R. È indispensabile tutelare le piccole imprese, sono il baluardo della libertà rispetto all’onnipotenza delle multinazionali. Queste ultime uccidono il mercato e la libertà di scelta del consumatore. Ancora si fatica a percepirlo come un problema sociale e culturale. Il governo dovrebbe difendere le piccole imprese dall’avanzata delle multinazionali. Va capita la delicatezza del passaggio generazionale. Il modello del passato del padre-padrone non funziona più e chi prende oggi in mano le redini d’una azienda si trova spaesato. Mi permetto di dare un consiglio al ministro Luigi Di Maio: crei delle scuole per i piccoli imprenditori.
D. Gli imprenditori sui banchi?
R. Spesso conoscono le caratteristiche del loro prodotto ma non il suo valore aggiunto e non si impegnano nel marketing perché non hanno idee. Sono bravi nell’innovare e nel produrre ma non formano i collaboratori, non delegano, non coinvolgono. Così le potenzialità finiscono represse. Ma soprattutto…
D. Soprattutto?
R. L’errore tipico del piccolo imprenditore è: la mia azienda è la mia vita. Un errore tragico. L’azienda non può essere il motivo per cui uno è vivo bensì dev’essere uno strumento che permetta di realizzare uno scopo. Le svelo un segreto: lo stato di salute di un’impresa si può valutare semplicemente con l’olfatto. Ogni azienda ha un odore particolare che avverti appena entri e ti fanno accomodare in sala d’attesa. È il profumo del benessere o del tanfo da malessere che chiunque di noi può percepire se ha un minimo di sensibilità. Ci sono ambienti di lavoro acidi, in grado di corrodere il buonumore e la disponibilità delle persone. Altri sono colorati. Altri ancora glaciali. E quando incontri colui che è al vertice il più delle volte è una perfetta rappresentazione di quanto avevi avvertito appena entrato.

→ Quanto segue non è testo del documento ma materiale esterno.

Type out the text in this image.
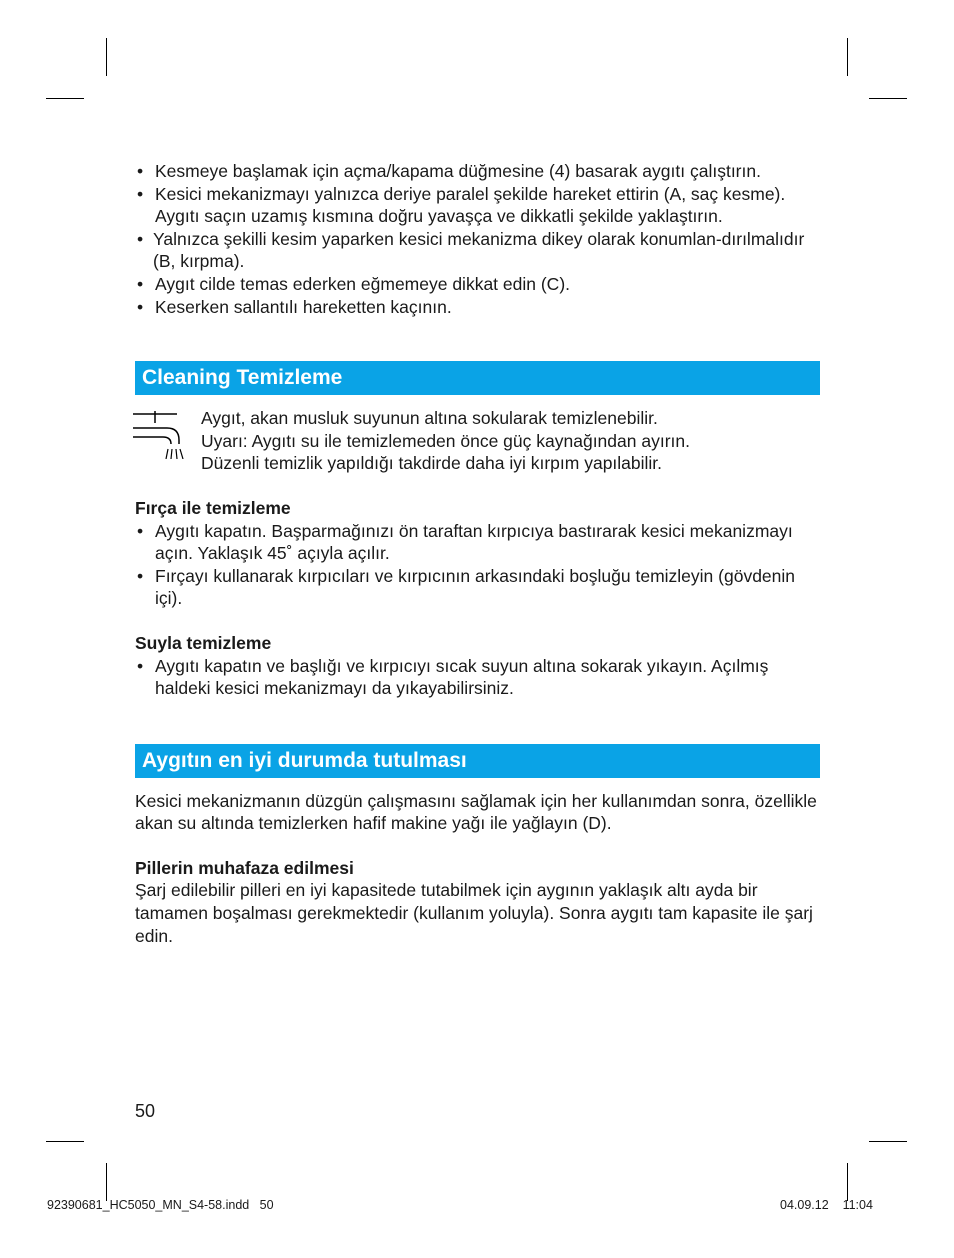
• Kesmeye başlamak için açma/kapama düğmesine (4) basarak aygıtı çalıştırın.
• Kesici mekanizmayı yalnızca deriye paralel şekilde hareket ettirin (A, saç kesme). Aygıtı saçın uzamış kısmına doğru yavaşça ve dikkatli şekilde yaklaştırın.
• Yalnızca şekilli kesim yaparken kesici mekanizma dikey olarak konumlan-dırılmalıdır (B, kırpma).
• Aygıt cilde temas ederken eğmemeye dikkat edin (C).
• Keserken sallantılı hareketten kaçının.
Cleaning Temizleme
Aygıt, akan musluk suyunun altına sokularak temizlenebilir.
Uyarı: Aygıtı su ile temizlemeden önce güç kaynağından ayırın.
Düzenli temizlik yapıldığı takdirde daha iyi kırpım yapılabilir.
Fırça ile temizleme
• Aygıtı kapatın. Başparmağınızı ön taraftan kırpıcıya bastırarak kesici mekanizmayı açın. Yaklaşık 45˚ açıyla açılır.
• Fırçayı kullanarak kırpıcıları ve kırpıcının arkasındaki boşluğu temizleyin (gövdenin içi).
Suyla temizleme
• Aygıtı kapatın ve başlığı ve kırpıcıyı sıcak suyun altına sokarak yıkayın. Açılmış haldeki kesici mekanizmayı da yıkayabilirsiniz.
Aygıtın en iyi durumda tutulması
Kesici mekanizmanın düzgün çalışmasını sağlamak için her kullanımdan sonra, özellikle akan su altında temizlerken hafif makine yağı ile yağlayın (D).
Pillerin muhafaza edilmesi
Şarj edilebilir pilleri en iyi kapasitede tutabilmek için aygının yaklaşık altı ayda bir tamamen boşalması gerekmektedir (kullanım yoluyla). Sonra aygıtı tam kapasite ile şarj edin.
50
92390681_HC5050_MN_S4-58.indd 50	04.09.12 11:04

D. Scusi ma lei quanto lavora?
R. Quattro giorni la settimana per sette mesi l’anno.
Un pizzico di etica, un po’ di utopia, una dose di buona volontà. Il cocktail preparato da Cotza è proposto ai piccoli imprenditori. Con l’aggiunta degli spinaci di Braccio di ferro perché contro le multinazionali ci vogliono muscoli potenti e, perché no?, sovversivi.